A debt cap bill has been filed in the Senate, setting national indebtedness at an amount not more than 50 percent of the national Gross Domestic Product.
Its author, Senate President Pro Tempore Ralph Recto, said the cap will not “handcuff the government” from securing loans to finance infrastructure projects “but merely sets the red line in the debt meter that this and future governments must not hit.”
For 2018, debt-to-GDP ratio stood at 41.8 percent, on a debt stock of P7.3 trillion and GDP value of P17.4 trillion.
The national debt, however, has climbed to P7.9 trillion by May this year, and is on track of breaching the P8 trillion mark by end of this year.

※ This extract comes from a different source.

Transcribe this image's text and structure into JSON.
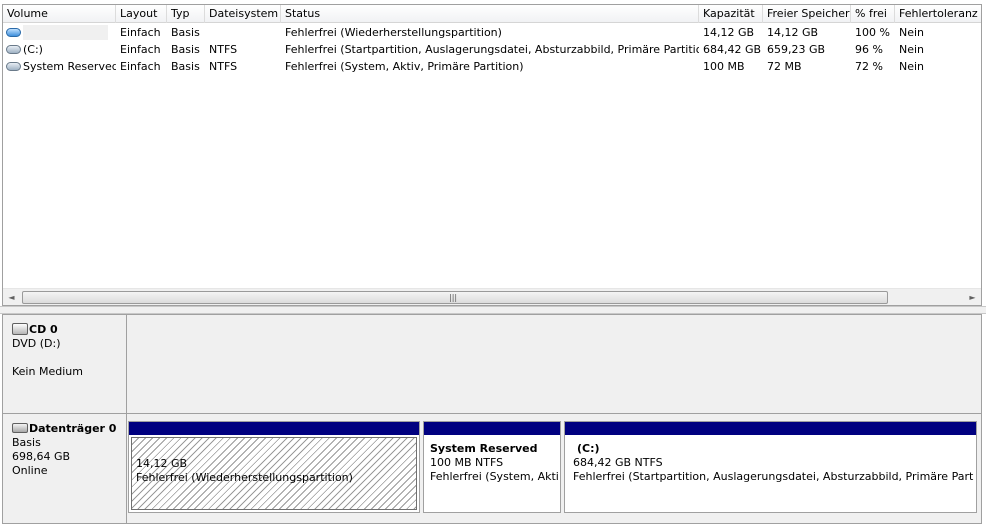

Using 2018 debt and GDP figures, Recto explained that government was “P1.4-trillion away” from his proposed debt cap that is equivalent to half of the GDP.
“But it is better to impose a ceiling by law to shield the government, present and future, from piling up debt,” Recto said. “We set it at 50 percent of GDP, with the prohibition that the national credit card shall not be maxed out.”
“Having this limit will force government to observe credit discipline, constantly monitor the debt needle, and deliver them from the temptation of accepting donor-driven projects of dubious benefits to the people,” Recto said.
In Recto’s bill, total indebtedness includes those backed by the sovereign guaranty of the Republic of the Philippines.
It also defines other conditions which allow the debt ceiling to be “temporarily breached when there are extraneous factors beyond its control including occurrence of catastrophic emergencies of national proportion, as may be declared by the President, and upon consultation with both Houses of Congress.”
In such an event, the President will have to seek authority from Congress to raise the debt cap, “from the representatives of the very taxpayers who shall amortize the debts.”
The bill requires the Secretary of Finance, within ten days from the end of every quarter, to submit to Congress a written report on the country’s fiscal position and the modes of financing the government has undertaken during the period.
“The debt cap will force government to exercise prudence in spending and to strengthen its fiscal management. Setting limits to borrowings will lead to better prioritization of programs and projects as it has to spend within available resources,” Recto said in the bill’s explanatory note.
The bill also compels “economic managers to be more accurate and prudent in their targets on the revenue and expenditure program. Likewise, it allows Congress to assert its power of the purse.”